Published online by Cambridge University Press: 16 April 2025
This chapter is slightly different to those that have preceded it. As I worked on the chapters you have read so far, I increasingly felt that it was important to contextualise the discussions they contain (and the spaces that they describe) through a more explicit engagement with power. Indeed, I came to see this as even more urgent than thinking about technoscience in the context of democracy – the kinds of debates discussed in the preceding chapter. It is certainly important to consider the place of technoscience in democratic societies, and the ways in which it can be subject to deliberation and debate, but at the same time democracy is a slippery concept, and one that looks very different in different contexts. Many countries, spaces, and processes are not committed to the version of democracy that is celebrated in deliberative theory. It is therefore necessary to find ways of critically reflecting on technoscience and its place in collective life that do not simply end at the idea of democratisation. This chapter uses scholarship concerned with power and justice to do this, returning to many of the sites and processes I have discussed so far to consider their intersection with questions of equity – by which I mean questions of fairness and equitable access to the opportunities and benefits of contemporary societies.

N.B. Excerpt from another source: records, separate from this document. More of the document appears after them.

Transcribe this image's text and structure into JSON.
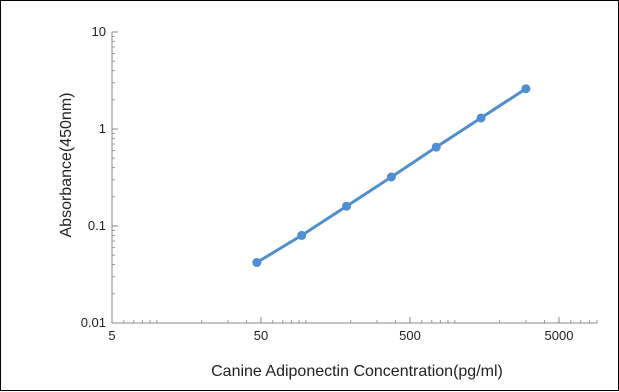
{
  "chart_data": {
    "type": "line",
    "xscale": "log",
    "yscale": "log",
    "xlabel": "Canine Adiponectin Concentration(pg/ml)",
    "ylabel": "Absorbance(450nm)",
    "xlim": [
      5,
      9000
    ],
    "ylim": [
      0.01,
      10
    ],
    "xticks": [
      {
        "value": 5,
        "label": "5"
      },
      {
        "value": 50,
        "label": "50"
      },
      {
        "value": 500,
        "label": "500"
      },
      {
        "value": 5000,
        "label": "5000"
      }
    ],
    "yticks": [
      {
        "value": 0.01,
        "label": "0.01"
      },
      {
        "value": 0.1,
        "label": "0.1"
      },
      {
        "value": 1,
        "label": "1"
      },
      {
        "value": 10,
        "label": "10"
      }
    ],
    "series": [
      {
        "color": "#4f8ed0",
        "x": [
          46.9,
          93.8,
          187.5,
          375,
          750,
          1500,
          3000
        ],
        "y": [
          0.042,
          0.08,
          0.16,
          0.32,
          0.65,
          1.3,
          2.6
        ]
      }
    ],
    "grid": false,
    "legend": "none"
  }
}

Why should we critically interrogate technoscience's entanglements with collective life in this way, and reflect on how it relates to power and structural inequalities? The answer to this question is for me exemplified by a moment at a science communication conference I attended in 2023. Like many other fields, science communication has, over the course of the last years, started to reckon with the ways in which it continues to incorporate institutionalised racism, sexism, and other forms of oppression.
I have already mentioned (in Chapter 5) analyses of science communication that show the ways in which it is organised around Whiteness and middle-class values; other work has sought to explore what it might mean to queer, decolonise, or otherwise diversify science communication practice. Both the urgency and the sensitive nature of these moves became clear at the conference. Science has a history of oppressing Black and queer bodies, one Black participant said. How can it be held accountable for this? Similarly, it has a history of ignoring women's pain, and of framing their bodies as deviations from a male norm. Why should those of us who inhabit bodies subject to such forms of oppression or ignorance trust or celebrate it?